Let’s just forget about the whole Laplace/PCA/shrinkage stuff altogether and make sure we’re on the same page with vanilla linear models. All Gaussian linear models follow the same form:

y \sim N(\mu, \sigma)
\mu = \alpha + \sum_{i=0}^k \beta_i \cdot X_i

For you, y is GDP, and you have either a bunch of economic time series or some principal components as X.

Either way, you need to put priors on the parameters in your model. If you have 1 principal component (let’s call it X), then your model is:

\text{GDP}_t \sim N(\mu_t, \sigma)
\mu_t = \alpha + \beta \cdot X_t

So there are 3 parameters: \alpha, \beta, and \sigma. Using my language from before, k=1 because there is one covariate, X. You need to tell the model what you think reasonable values for these are by setting priors. This will, in turn, determine your beliefs about the possible values of GDP.

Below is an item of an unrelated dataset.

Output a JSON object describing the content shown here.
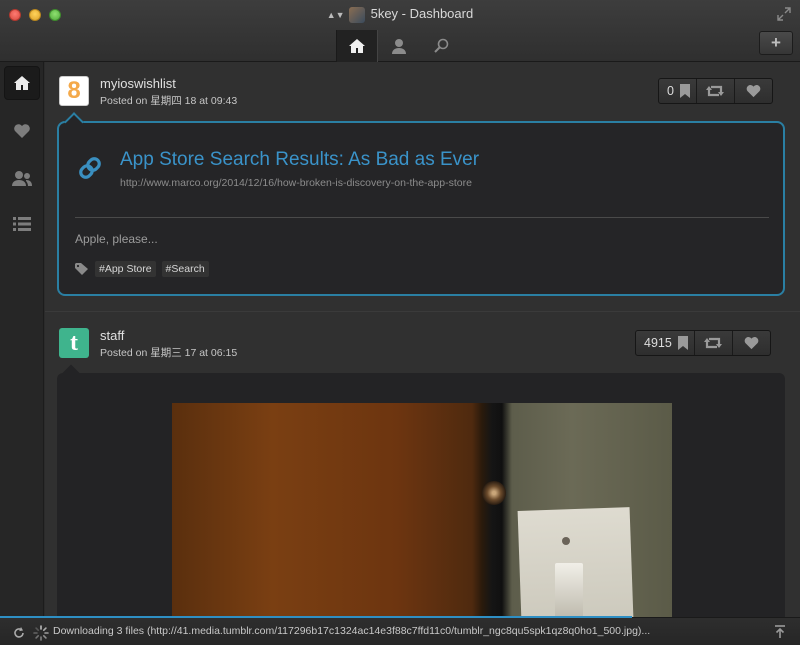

If you use more things to model \mu_t, you will have more parameters. For example, with 3 factors, call them C_t, I_t, L_t for consumption, investment, and aggregate hours worked, you will have:
\text{GDP}_t \sim N(\mu_t, \sigma)
\mu_t = \alpha + \beta_C \cdot C_t + \beta_I \cdot I_t + \beta_L \cdot L_t

Now you need priors on 5 parameters: \alpha, \sigma, and 3 betas. Using my language from before, k=3 now.

Whether you use PCA or not, none of this part changes.

The next question is what you’re actually trying to achieve, which seems to be variable selection. You have k=100, and you want to pick out a subset of only the most important variables. You could use PCA to get the first k components, which would be a big mix of everything. Or, you could use skeptical priors, such Laplace or “Spike and Slab”, to bias the values of \beta_i towards zero, removing them from \mu_t.

I made a small gist here with a couple examples that might be useful to you, but I strongly recommend you go over the Statistical Rethinking course to build an understanding of what goes on in these models.

1 Like

Thanks very much. I’ll do my best to absorb as much as I can this weekend and let you know where I land.